Nokia Music is also doing stunning work. In collaboration with the Sundance Film Festival and production company Somesuch & Co., the company has created a series of mini-documentaries on the music scenes in several American cities. The purpose of the New American Noise films is to promote Nokia Music's music-streaming service, which offers curated playlists available on the company's smartphones. How better to tell audiences that Nokia's got the goods on music than straight-from-the-streets documentaries?
Authenticity is the quality that makes many worthy brands stumble when they create content, but the fearlessness of these documentaries makes Nokia's videos shine. In Atlanta, the film crew takes viewers inside the clubs that determine which up-and-coming rappers make it big. In New Orleans, they venture into the gay clubs where bounce music originated. The ethereal vibe of Portland's indie scene and the portrayal of a thriving New York underground hip-hop scene that focuses on storytelling also ring true. The images in some videos can be explicit, and the language is raw and uncensored. But the videos are beautifully produced, and they tell a true story about the diverse musical styles that give each city a soundscape as unique as its skyline.
These brands have proven that the key to successful content marketing is to stop thinking about how to shock your audience into paying attention. Instead, start thinking about what they might want to know. Whether you're into fashion or finance, what could your organization share that might make people come back day after day?
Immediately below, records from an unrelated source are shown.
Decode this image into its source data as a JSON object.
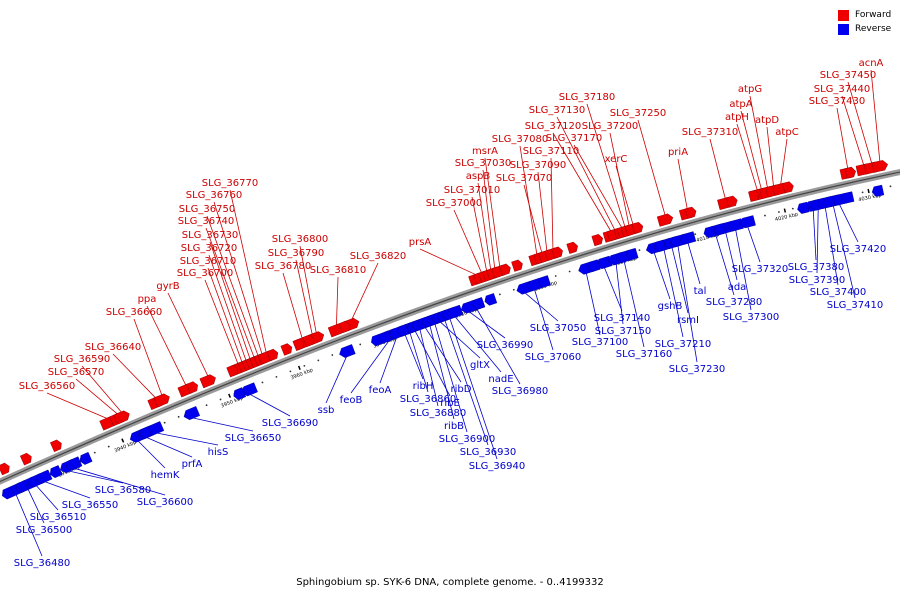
{
  "title": "Sphingobium sp. SYK-6 DNA, complete genome. - 0..4199332",
  "legend": [
    {
      "label": "Forward",
      "color": "#ee0000"
    },
    {
      "label": "Reverse",
      "color": "#0000ee"
    }
  ],
  "colors": {
    "forward": "#ee0000",
    "reverse": "#0000ee",
    "forward_line": "#cc0000",
    "reverse_line": "#0000cc"
  },
  "ticks": [
    "3930 kbp",
    "3940 kbp",
    "3950 kbp",
    "3960 kbp",
    "3970 kbp",
    "3980 kbp",
    "3990 kbp",
    "4000 kbp",
    "4010 kbp",
    "4020 kbp",
    "4030 kbp"
  ],
  "forward_genes": [
    "SLG_36560",
    "SLG_36570",
    "SLG_36590",
    "SLG_36640",
    "SLG_36660",
    "ppa",
    "gyrB",
    "SLG_36700",
    "SLG_36710",
    "SLG_36720",
    "SLG_36730",
    "SLG_36740",
    "SLG_36750",
    "SLG_36760",
    "SLG_36770",
    "SLG_36780",
    "SLG_36790",
    "SLG_36800",
    "SLG_36810",
    "SLG_36820",
    "prsA",
    "SLG_37000",
    "SLG_37010",
    "aspB",
    "SLG_37030",
    "msrA",
    "SLG_37080",
    "SLG_37070",
    "SLG_37090",
    "SLG_37110",
    "SLG_37120",
    "SLG_37130",
    "SLG_37170",
    "SLG_37180",
    "SLG_37200",
    "xerC",
    "SLG_37250",
    "priA",
    "SLG_37310",
    "atpH",
    "atpA",
    "atpG",
    "atpD",
    "atpC",
    "SLG_37430",
    "SLG_37440",
    "SLG_37450",
    "acnA"
  ],
  "reverse_genes": [
    "SLG_36480",
    "SLG_36500",
    "SLG_36510",
    "SLG_36550",
    "SLG_36580",
    "SLG_36600",
    "hemK",
    "prfA",
    "hisS",
    "SLG_36650",
    "SLG_36690",
    "ssb",
    "feoB",
    "feoA",
    "ribH",
    "SLG_36860",
    "ribE",
    "SLG_36880",
    "ribD",
    "ribB",
    "SLG_36900",
    "gltX",
    "SLG_36930",
    "SLG_36940",
    "nadE",
    "SLG_36980",
    "SLG_36990",
    "SLG_37050",
    "SLG_37060",
    "SLG_37100",
    "SLG_37140",
    "SLG_37150",
    "SLG_37160",
    "gshB",
    "SLG_37210",
    "rsmI",
    "SLG_37230",
    "tal",
    "SLG_37280",
    "ada",
    "SLG_37300",
    "SLG_37320",
    "SLG_37380",
    "SLG_37390",
    "SLG_37400",
    "SLG_37410",
    "SLG_37420"
  ]
}
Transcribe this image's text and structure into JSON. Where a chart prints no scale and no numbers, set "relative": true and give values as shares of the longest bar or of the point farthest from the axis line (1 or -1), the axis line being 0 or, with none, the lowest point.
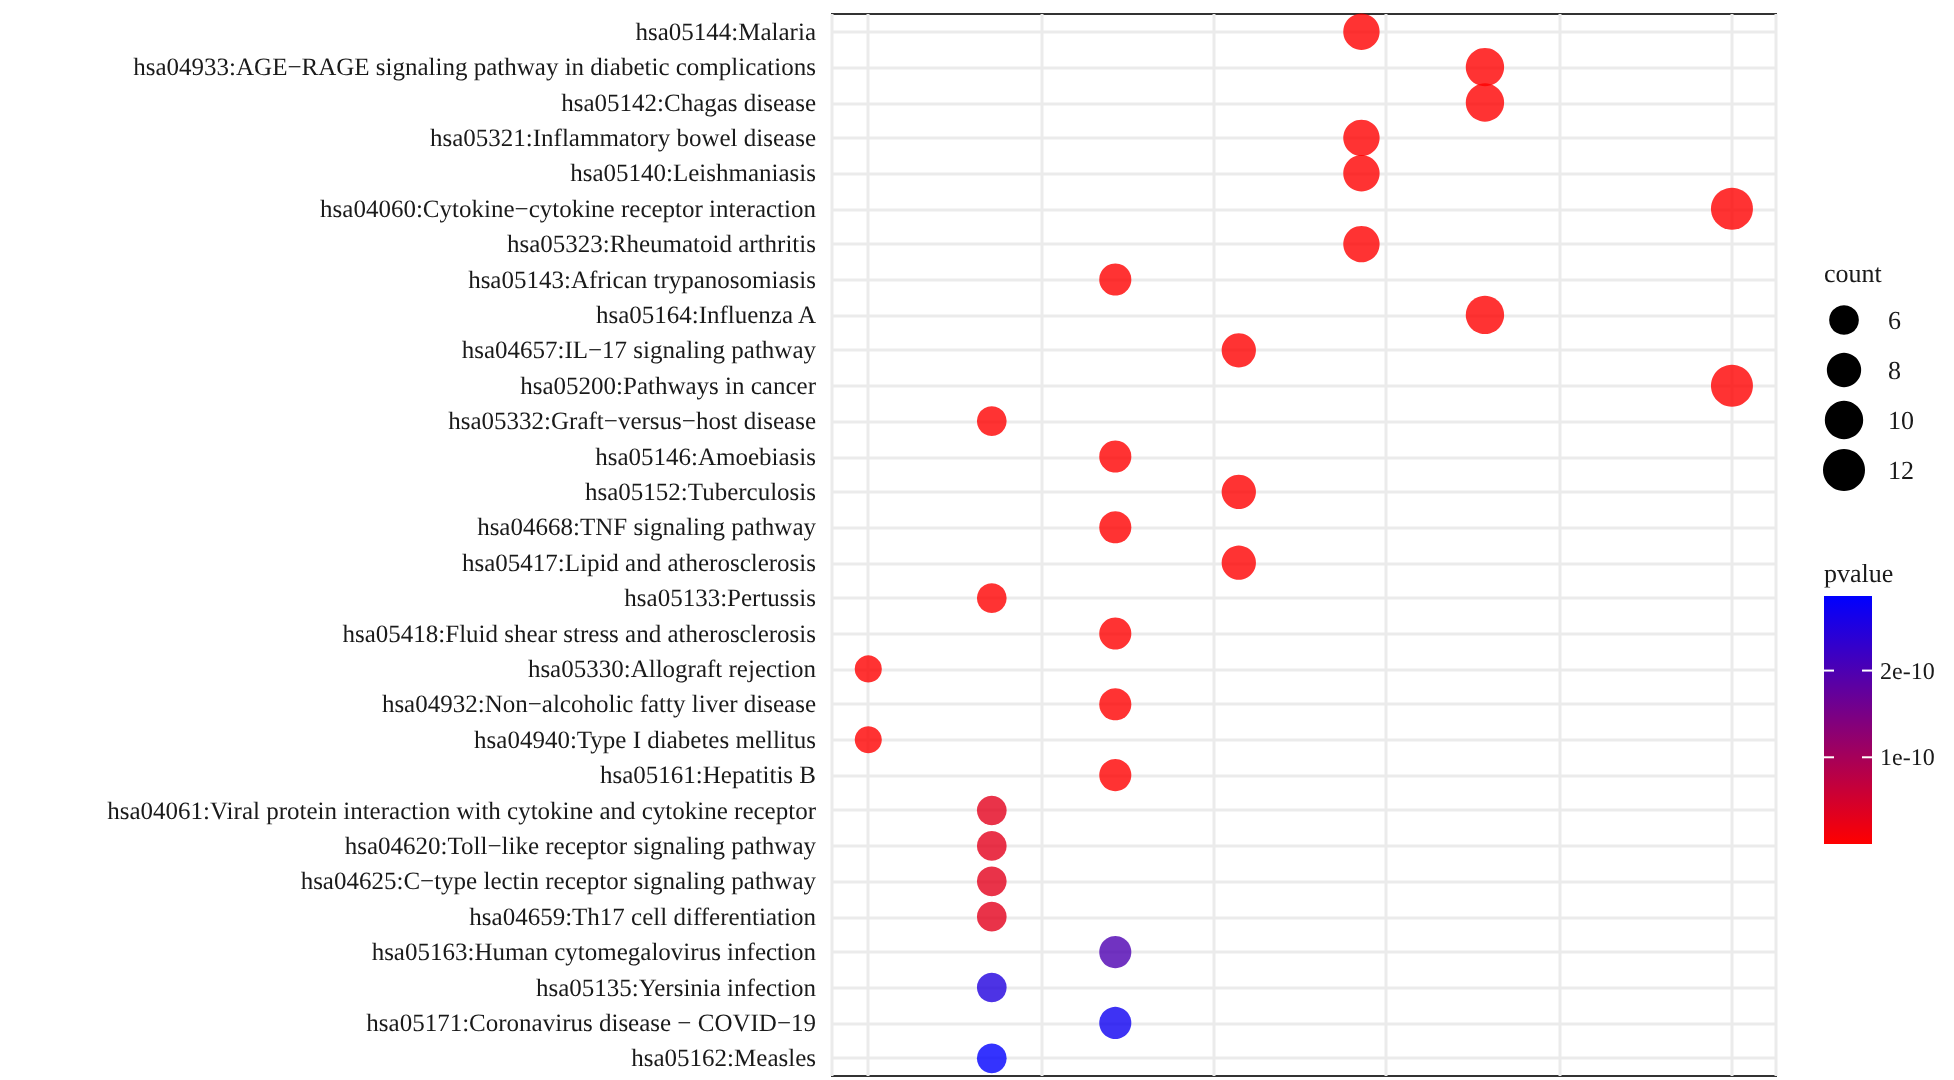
{
  "chart_data": {
    "type": "bubble",
    "orientation": "horizontal",
    "categories": [
      "hsa05144:Malaria",
      "hsa04933:AGE−RAGE signaling pathway in diabetic complications",
      "hsa05142:Chagas disease",
      "hsa05321:Inflammatory bowel disease",
      "hsa05140:Leishmaniasis",
      "hsa04060:Cytokine−cytokine receptor interaction",
      "hsa05323:Rheumatoid arthritis",
      "hsa05143:African trypanosomiasis",
      "hsa05164:Influenza A",
      "hsa04657:IL−17 signaling pathway",
      "hsa05200:Pathways in cancer",
      "hsa05332:Graft−versus−host disease",
      "hsa05146:Amoebiasis",
      "hsa05152:Tuberculosis",
      "hsa04668:TNF signaling pathway",
      "hsa05417:Lipid and atherosclerosis",
      "hsa05133:Pertussis",
      "hsa05418:Fluid shear stress and atherosclerosis",
      "hsa05330:Allograft rejection",
      "hsa04932:Non−alcoholic fatty liver disease",
      "hsa04940:Type I diabetes mellitus",
      "hsa05161:Hepatitis B",
      "hsa04061:Viral protein interaction with cytokine and cytokine receptor",
      "hsa04620:Toll−like receptor signaling pathway",
      "hsa04625:C−type lectin receptor signaling pathway",
      "hsa04659:Th17 cell differentiation",
      "hsa05163:Human cytomegalovirus infection",
      "hsa05135:Yersinia infection",
      "hsa05171:Coronavirus disease − COVID−19",
      "hsa05162:Measles"
    ],
    "relative": true,
    "values": [
      0.571,
      0.714,
      0.714,
      0.571,
      0.571,
      1,
      0.571,
      0.286,
      0.714,
      0.429,
      1,
      0.143,
      0.286,
      0.429,
      0.286,
      0.429,
      0.143,
      0.286,
      0,
      0.286,
      0,
      0.286,
      0.143,
      0.143,
      0.143,
      0.143,
      0.286,
      0.143,
      0.286,
      0.143
    ],
    "sizes": [
      9,
      10,
      10,
      9,
      9,
      12,
      9,
      7,
      10,
      8,
      12,
      6,
      7,
      8,
      7,
      8,
      6,
      7,
      5,
      7,
      5,
      7,
      6,
      6,
      6,
      6,
      7,
      6,
      7,
      6
    ],
    "cvalues": [
      0,
      0,
      0,
      0,
      0,
      0,
      0,
      0,
      0,
      0,
      0,
      0,
      0,
      0,
      0,
      0,
      0,
      0,
      0,
      0,
      0,
      0,
      3e-11,
      3e-11,
      3e-11,
      3e-11,
      2e-10,
      2.5e-10,
      2.7e-10,
      2.85e-10
    ],
    "size_legend": [
      6,
      8,
      10,
      12
    ],
    "legend_title": "count",
    "clabel": "pvalue",
    "clim": [
      0,
      2.86e-10
    ],
    "cticks": [
      {
        "value": 1e-10,
        "label": "1e-10"
      },
      {
        "value": 2e-10,
        "label": "2e-10"
      }
    ],
    "tick_labels": "y",
    "grid": true
  }
}
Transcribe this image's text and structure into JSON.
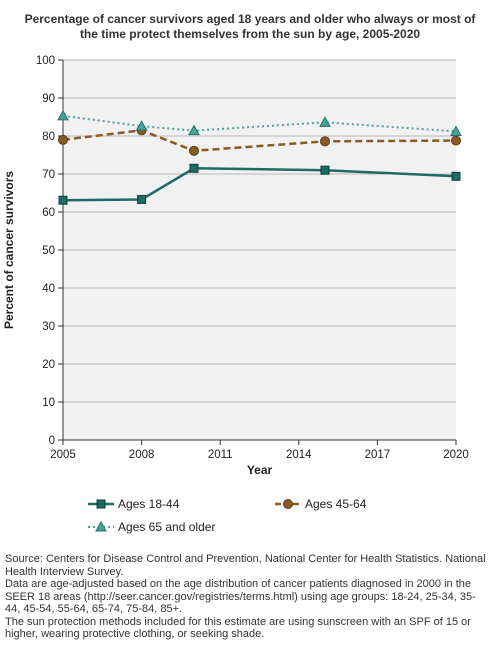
{
  "chart_data": {
    "type": "line",
    "title": "Percentage of cancer survivors aged 18 years and older who always or most of the time protect themselves from the sun by age, 2005-2020",
    "xlabel": "Year",
    "ylabel": "Percent of cancer survivors",
    "xlim": [
      2005,
      2020
    ],
    "ylim": [
      0,
      100
    ],
    "xticks": [
      "2005",
      "2008",
      "2011",
      "2014",
      "2017",
      "2020"
    ],
    "yticks": [
      "0",
      "10",
      "20",
      "30",
      "40",
      "50",
      "60",
      "70",
      "80",
      "90",
      "100"
    ],
    "grid": true,
    "legend_position": "bottom",
    "series": [
      {
        "name": "Ages 18-44",
        "color": "#1d6b62",
        "style": "solid",
        "marker": "square",
        "x": [
          2005,
          2008,
          2010,
          2015,
          2020
        ],
        "y": [
          63.1,
          63.3,
          71.5,
          71.0,
          69.4
        ]
      },
      {
        "name": "Ages 45-64",
        "color": "#8a5a24",
        "style": "dashed",
        "marker": "circle",
        "x": [
          2005,
          2008,
          2010,
          2015,
          2020
        ],
        "y": [
          79.0,
          81.5,
          76.1,
          78.6,
          78.8
        ]
      },
      {
        "name": "Ages 65 and older",
        "color": "#4aa39a",
        "style": "dotted",
        "marker": "triangle",
        "x": [
          2005,
          2008,
          2010,
          2015,
          2020
        ],
        "y": [
          85.3,
          82.6,
          81.4,
          83.6,
          81.2
        ]
      }
    ]
  },
  "source": {
    "line1": "Source: Centers for Disease Control and Prevention, National Center for Health Statistics. National Health Interview Survey.",
    "line2": "Data are age-adjusted based on the age distribution of cancer patients diagnosed in 2000 in the SEER 18 areas (http://seer.cancer.gov/registries/terms.html) using age groups: 18-24, 25-34, 35-44, 45-54, 55-64, 65-74, 75-84, 85+.",
    "line3": "The sun protection methods included for this estimate are using sunscreen with an SPF of 15 or higher, wearing protective clothing, or seeking shade."
  }
}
How are people doing it wrong? You only need to visit the Condescending Corporate Brand page on Facebook to see how irksome audiences find insincere, lazy marketing ploys. An Applebee's franchise asking fans to weigh in on what color they would like the company's French fries to be – with a helpful display of paint chips for inspiration – makes the grade. Like a perfunctory message on a birthday card, "engagement" like this tells people a brand doesn't think highly enough of them to spend much time thinking about what to say. Restaurant chains have lots of knowledge that people might find fascinating. Why waste time with inane questions?
There's no question that doing this right is more expensive and time-consuming than sending a press release or tweeting. If brands want to become media platforms, they have to accept some of the costs of being a publisher. Many of them are. A recent survey of marketers based largely in the United Kingdom and Europe showed that 70 percent would increase their content budgets this year.
The knowledge economy continues to rocket forward. People actively seek out things that entertain them or keep them a step ahead in whatever field interests them, but they have no time for halfhearted efforts. If you're going to have a content-marketing strategy, unlock what your organization knows that's worth sharing with the world. Figure out what your most interesting stories are, and tell them well.